The "look the other way" approach does not have long to live, though, Malkary thinks. The HIPAA Omnibus ruling of 2013, he says, provides a strong incentive, such as million-dollar-plus fines per incident, to get mobile governance policies in order sooner rather than later. The good news, he says, is that both hardware and application vendors are stepping up to provide durable devices--he mentions the Motorola MC40 and Spectralink Pivot as examples--and secure software from vendors such as Voalte and Extension Healthcare.

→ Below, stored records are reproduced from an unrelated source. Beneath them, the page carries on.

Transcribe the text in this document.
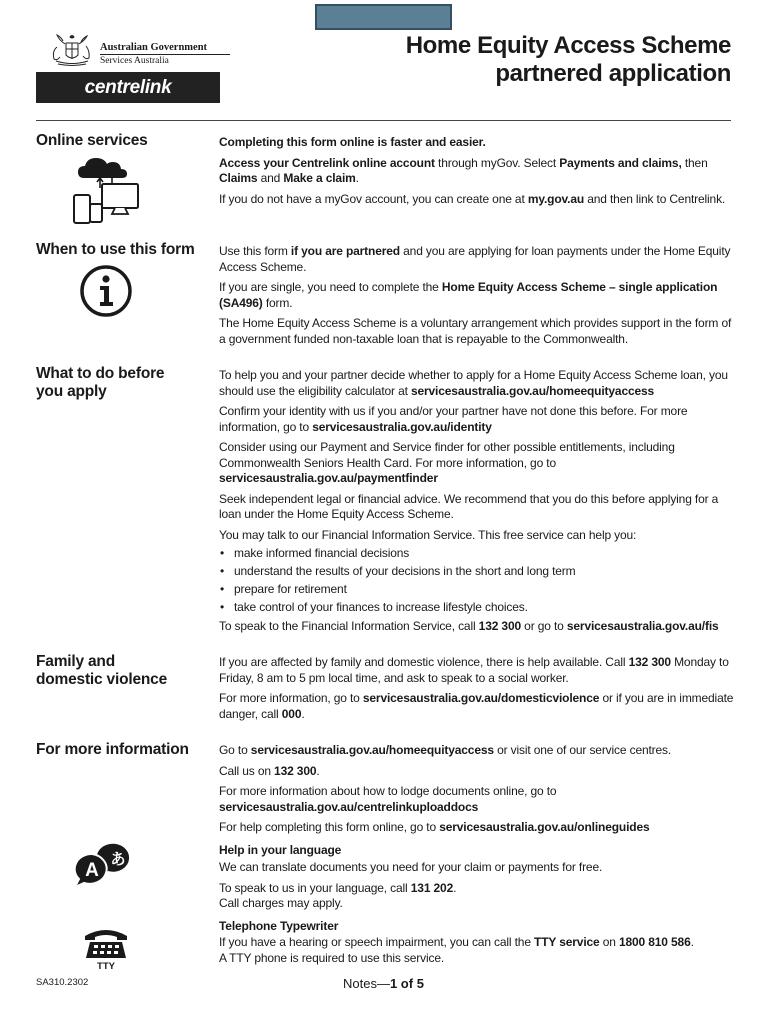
Australian Government
Services Australia
centrelink
Home Equity Access Scheme
partnered application
Online services	Completing this form online is faster and easier.

Access your Centrelink online account through myGov. Select Payments and claims, then Claims and Make a claim.

If you do not have a myGov account, you can create one at my.gov.au and then link to Centrelink.

When to use this form Use this form if you are partnered and you are applying for loan payments under the Home Equity Access Scheme.

If you are single, you need to complete the Home Equity Access Scheme – single application (SA496) form.

The Home Equity Access Scheme is a voluntary arrangement which provides support in the form of a government funded non-taxable loan that is repayable to the Commonwealth.

What to do before
you apply

To help you and your partner decide whether to apply for a Home Equity Access Scheme loan, you should use the eligibility calculator at servicesaustralia.gov.au/homeequityaccess

Confirm your identity with us if you and/or your partner have not done this before. For more information, go to servicesaustralia.gov.au/identity

Consider using our Payment and Service finder for other possible entitlements, including Commonwealth Seniors Health Card. For more information, go to servicesaustralia.gov.au/paymentfinder

Seek independent legal or financial advice. We recommend that you do this before applying for a loan under the Home Equity Access Scheme.

You may talk to our Financial Information Service. This free service can help you:

• make informed financial decisions
• understand the results of your decisions in the short and long term
• prepare for retirement
• take control of your finances to increase lifestyle choices.

To speak to the Financial Information Service, call 132 300 or go to servicesaustralia.gov.au/fis

Family and
domestic violence

If you are affected by family and domestic violence, there is help available. Call 132 300 Monday to Friday, 8 am to 5 pm local time, and ask to speak to a social worker.

For more information, go to servicesaustralia.gov.au/domesticviolence or if you are in immediate danger, call 000.

For more information	Go to servicesaustralia.gov.au/homeequityaccess or visit one of our service centres.

Call us on 132 300.

For more information about how to lodge documents online, go to servicesaustralia.gov.au/centrelinkuploaddocs

For help completing this form online, go to servicesaustralia.gov.au/onlineguides

Help in your language

We can translate documents you need for your claim or payments for free.

To speak to us in your language, call 131 202.

Call charges may apply.

Telephone Typewriter

If you have a hearing or speech impairment, you can call the TTY service on 1800 810 586.

A TTY phone is required to use this service.

A
あ
TTY
SA310.2302	Notes—1 of 5
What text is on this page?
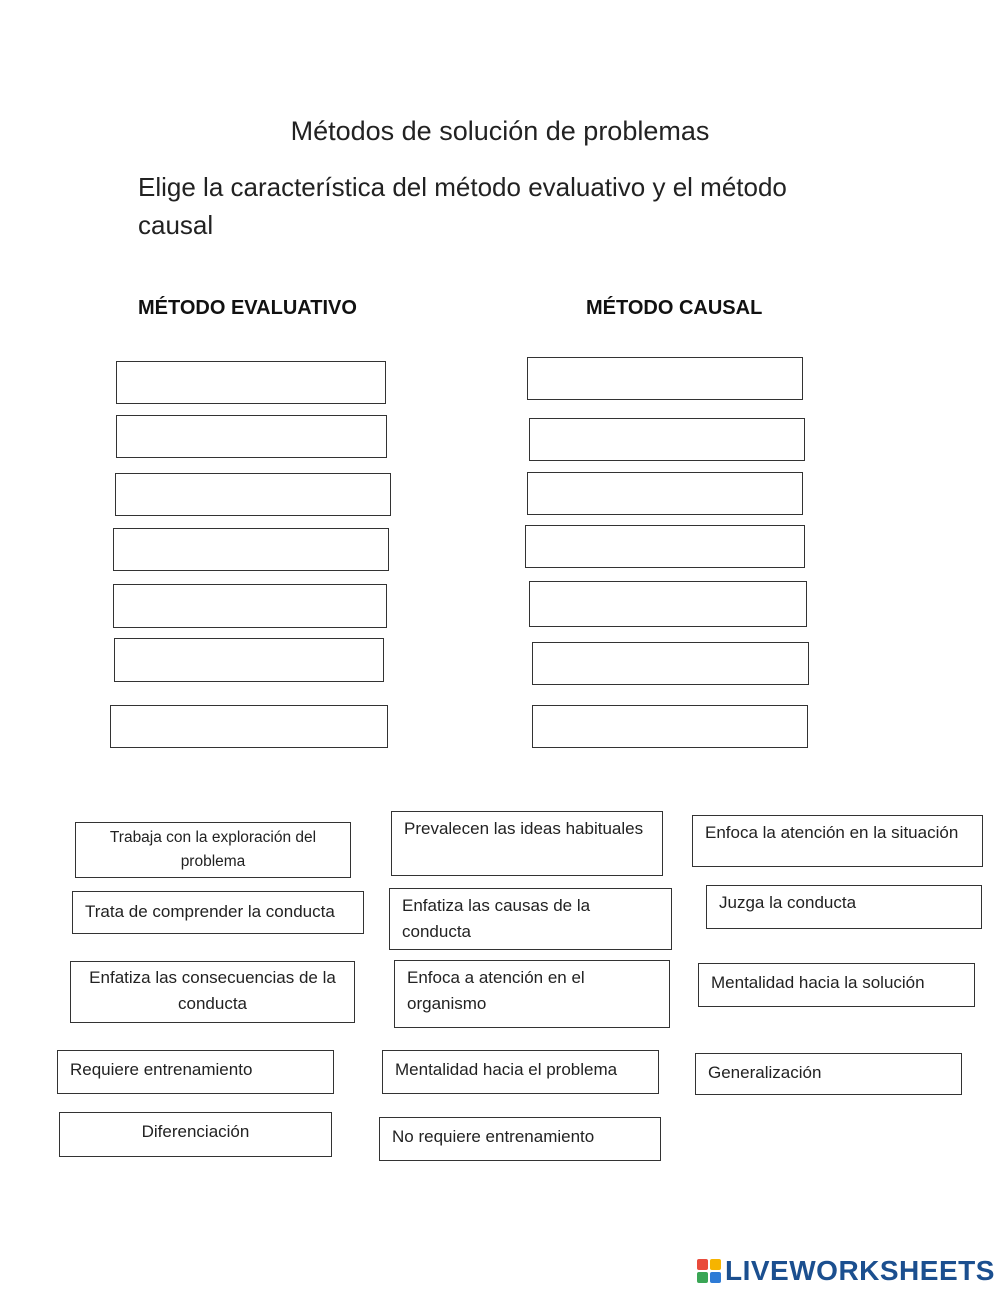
Métodos de solución de problemas
Elige la característica del método evaluativo y el método causal
MÉTODO EVALUATIVO	MÉTODO CAUSAL
Trabaja con la exploración del problema
Prevalecen las ideas habituales	Enfoca la atención en la situación
Trata de comprender la conducta	Enfatiza las causas de la conducta
Juzga la conducta
Enfatiza las consecuencias de la conducta
Enfoca a atención en el organismo
Mentalidad hacia la solución
Requiere entrenamiento	Mentalidad hacia el problema	Generalización
Diferenciación	No requiere entrenamiento
LIVEWORKSHEETS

"What do you need?" Malkary says about the basics hospital IT execs need to consider when evaluating smartphone needs. "You need integration with the PBX. You need secondary alarm and alert management, and by the way, it has to have FDA Class II 510(k) approval, and that is not a trivial fact. You also need to have secure text messaging and access to reference-based materials. And you potentially need to do be able to do BCMA, so you need an integrated bar code reader."

One positive trend the report notes is that wireless network infrastructure is nearly ubiquitous: 97 percent of responding hospitals reported the reliability and quality of their WLAN as good to excellent, up from 29 percent in 2009.

But, Malkary says, the hard work for healthcare CIOs is just beginning. They will have to meld the innovative concepts of the consumer mobile revolution with the stringent safety and security requirements of healthcare, and find how to satisfy the vastly different communications needs of vastly different constituencies, including doctors, nurses, and patients.

"It's a very complex problem, and the requirements will drive what technology you implement," he says. "At least, evaluate it today and then decide, because what we have today doesn't work."